3. A multi-parameter distributed optical fiber sensing device according to claim 1, characterized in that when the sensing device works in the Brillouin optical time domain analysis mode and the optical time domain reflection mode at the same time, two The photodetectors, that is, the first photodetector (9a) and the second photodetector (9b) respectively receive the Brillouin optical time domain analysis signal and the optical time domain reflection signal, and the analog-to-digital conversion module (10) adopts dual Channel data acquisition card to simultaneously extract Brillouin optical time domain analysis signal and optical time domain reflection signal.

4. A multi-parameter distributed optical fiber sensing device according to claim 1, characterized in that when the sensing device works in the Brillouin optical time domain analysis mode or the optical time domain reflection mode, the same one is selected. The photodetector (9) is used to receive light signals in corresponding working modes.

5. A multi-parameter distributed optical fiber sensing device according to claim 1, characterized in that, the sensing The device includes an erbium-doped fiber amplifier (13) for amplifying the peak power of the pump light pulse.

6. A multi-parameter distributed optical fiber sensing device according to claim 1, characterized in that the sensing device includes a first laser driver (lb) and a third laser (la);

The first laser driver (lb) is selected to drive the third laser (la) to generate continuous detection light.

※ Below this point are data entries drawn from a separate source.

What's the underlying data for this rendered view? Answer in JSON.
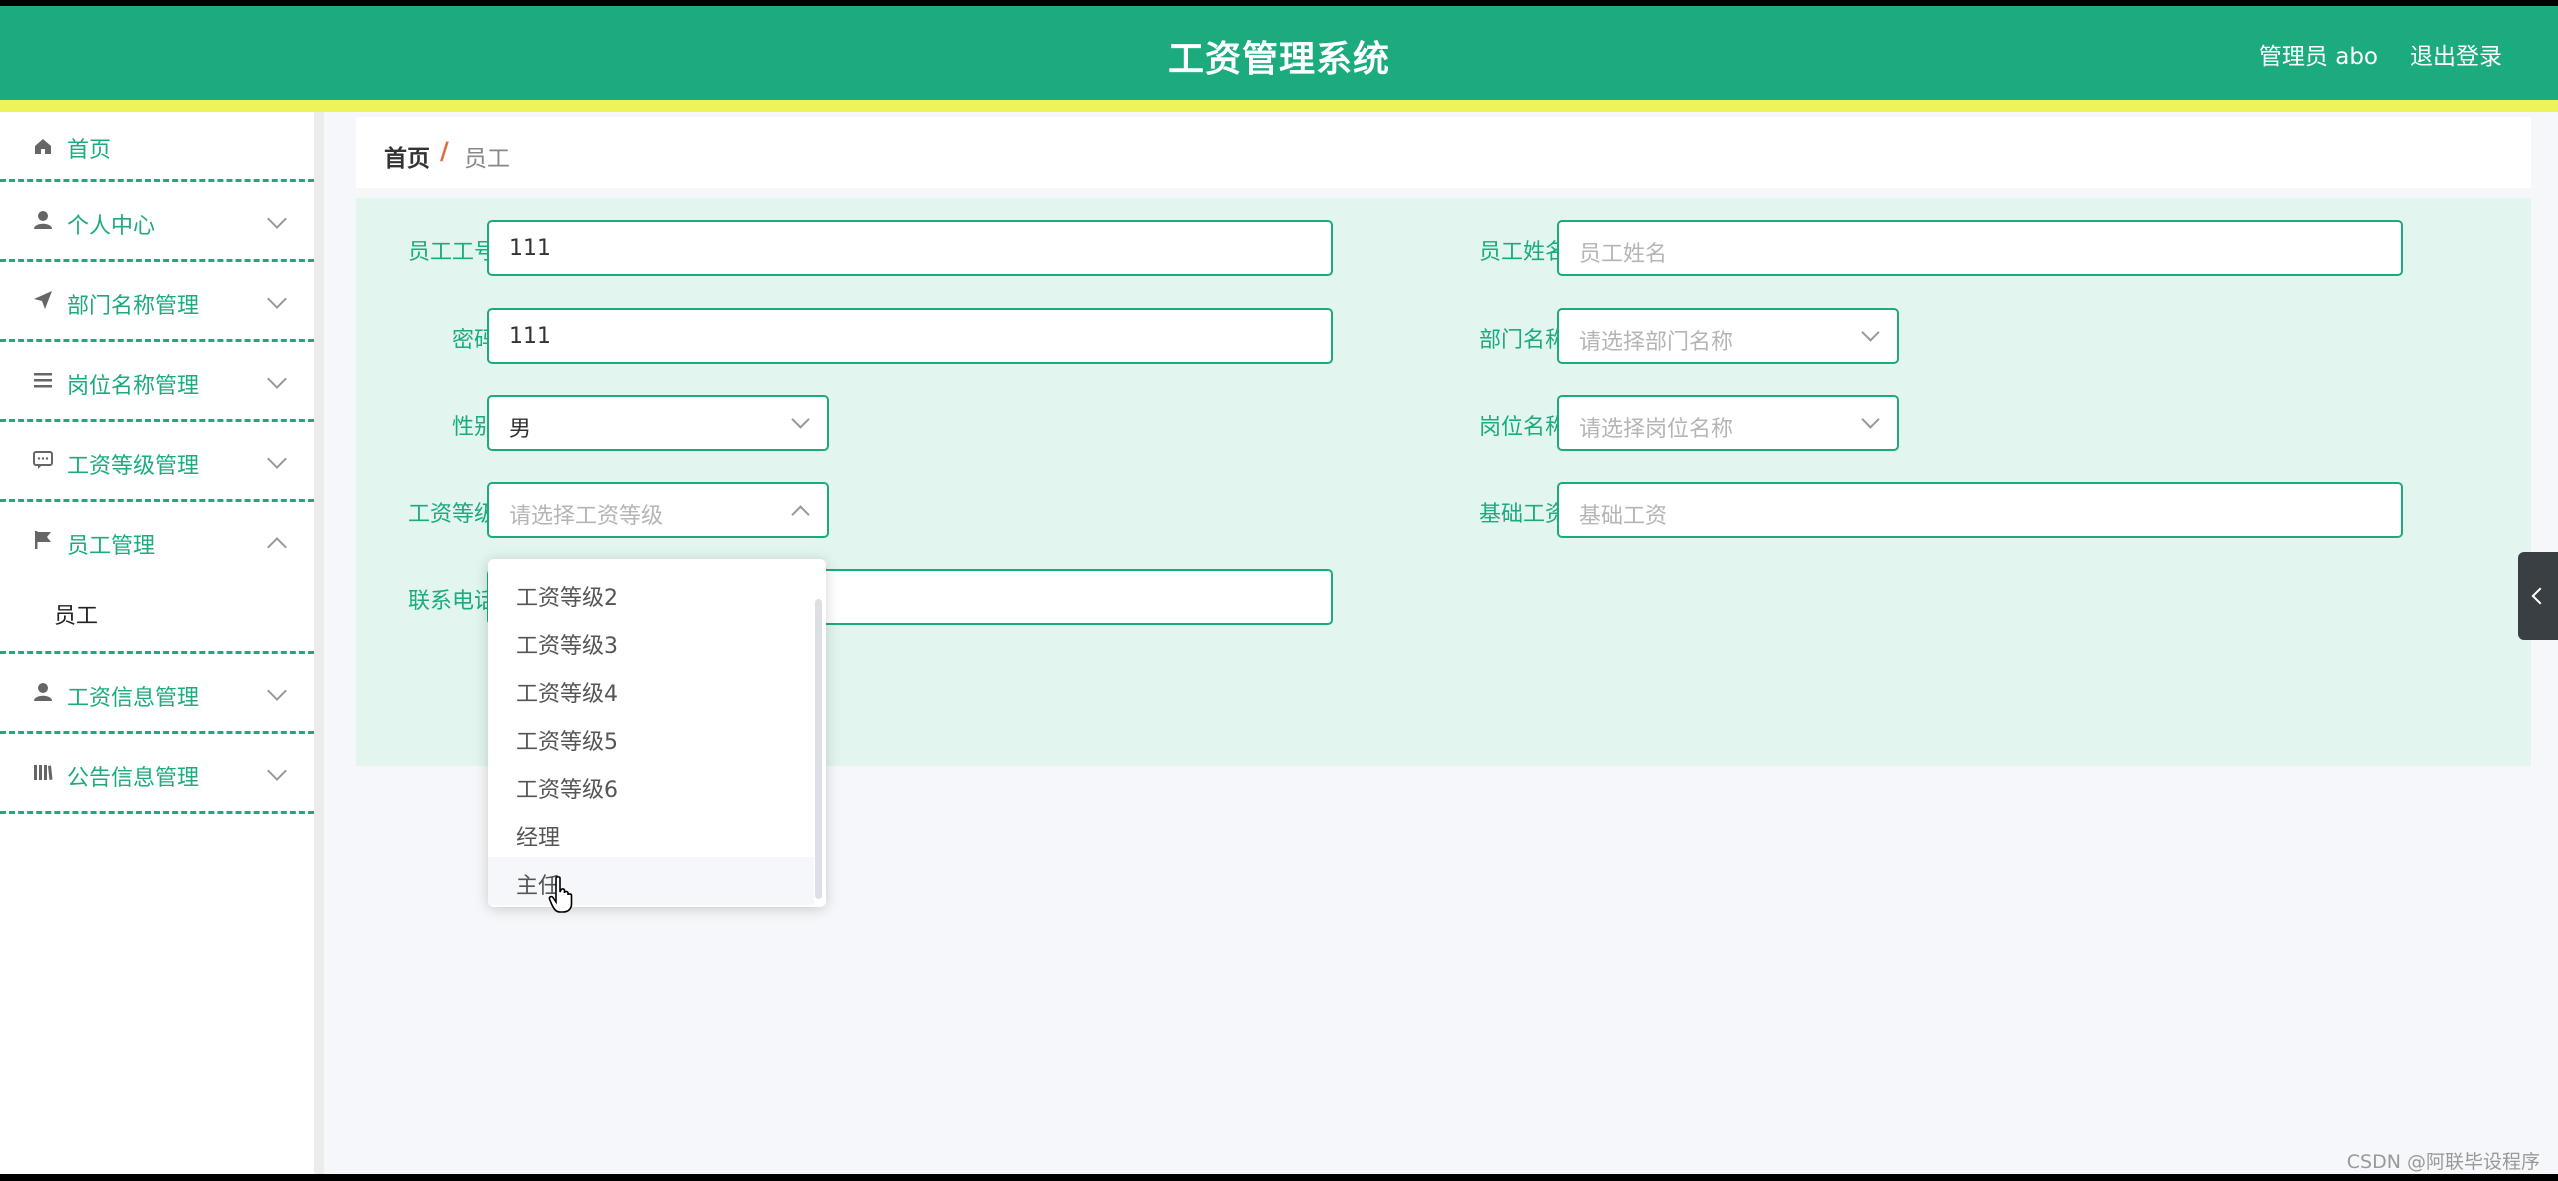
{
  "header": {
    "title": "工资管理系统",
    "user": "管理员 abo",
    "logout": "退出登录"
  },
  "sidebar": {
    "items": [
      {
        "label": "首页",
        "icon": "home-icon"
      },
      {
        "label": "个人中心",
        "icon": "user-icon"
      },
      {
        "label": "部门名称管理",
        "icon": "send-icon"
      },
      {
        "label": "岗位名称管理",
        "icon": "list-icon"
      },
      {
        "label": "工资等级管理",
        "icon": "message-icon"
      },
      {
        "label": "员工管理",
        "icon": "flag-icon",
        "expanded": true,
        "children": [
          {
            "label": "员工"
          }
        ]
      },
      {
        "label": "工资信息管理",
        "icon": "user-icon"
      },
      {
        "label": "公告信息管理",
        "icon": "library-icon"
      }
    ]
  },
  "breadcrumb": {
    "home": "首页",
    "separator": "/",
    "current": "员工"
  },
  "form": {
    "employee_no": {
      "label": "员工工号",
      "value": "111"
    },
    "employee_name": {
      "label": "员工姓名",
      "placeholder": "员工姓名"
    },
    "password": {
      "label": "密码",
      "value": "111"
    },
    "department": {
      "label": "部门名称",
      "placeholder": "请选择部门名称"
    },
    "gender": {
      "label": "性别",
      "value": "男"
    },
    "position": {
      "label": "岗位名称",
      "placeholder": "请选择岗位名称"
    },
    "salary_grade": {
      "label": "工资等级",
      "placeholder": "请选择工资等级",
      "open": true
    },
    "base_salary": {
      "label": "基础工资",
      "placeholder": "基础工资"
    },
    "phone": {
      "label": "联系电话"
    }
  },
  "dropdown": {
    "options": [
      "工资等级2",
      "工资等级3",
      "工资等级4",
      "工资等级5",
      "工资等级6",
      "经理",
      "主任"
    ],
    "hovered": "主任"
  },
  "watermark": "CSDN @阿联毕设程序",
  "colors": {
    "primary": "#1bab7e",
    "stripe": "#eef35a",
    "panel": "#e2f5ef"
  }
}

7. A multi-parameter distributed optical fiber sensing device according to claim 1, characterized in that the sensing device includes a third coupler (3c):

When the first laser (1) and the second laser (2) work alternately, the coupler (3c) is used to couple the optical signal separated from the wavelength division multiplexer (7);

When the first laser (1) is working, the continuous detection light amplified by the stimulated Brillouin scattering effect is separated by the wavelength division multiplexer (7), and then filtered by the optical filter (8) Then enters the third coupler (3c), and is finally received by the photodetector (9);

When the second laser (2) is working, the back-Rayleigh scattered light from the second laser (2) in the optical fiber under test is separated by the wavelength division multiplexer (7) and then enters the optical fiber. The third coupler (3c) is finally received by the photodetector (9);

The analog-to-digital conversion module (10) uses a single-channel data acquisition card to collect the electrical signal output by the photodetector (9), and then transmits it to the signal processing module (11) for processing.

8. A multi-parameter distributed optical fiber sensing device according to claim 1, characterized in that the first electro-optical modulator (4a) is selected to modulate the first laser (1) and the second laser (2) Output continuous light, thereby obtaining pump light pulses in the Brillouin optical time domain analysis mode and detection light pulses in the optical time domain reflection mode.

9. A multi-parameter distributed optical fiber sensing device according to claim 1, characterized in that the sensing device includes a second laser driver (2a):

The second laser driver (2a) is selected to drive the second laser (2) to generate light pulses, and the light pulses and the pump light pulses from the first laser (1) pass through the second coupler (3b ) is coupled into the optical fiber under test.

10. A multi-parameter distributed optical fiber sensing device according to claim 9, characterized in that the second laser driver (2a) drives the second laser (2) to linearly change its output wavelength to Realize the characterization and fault location of the optical fiber under test.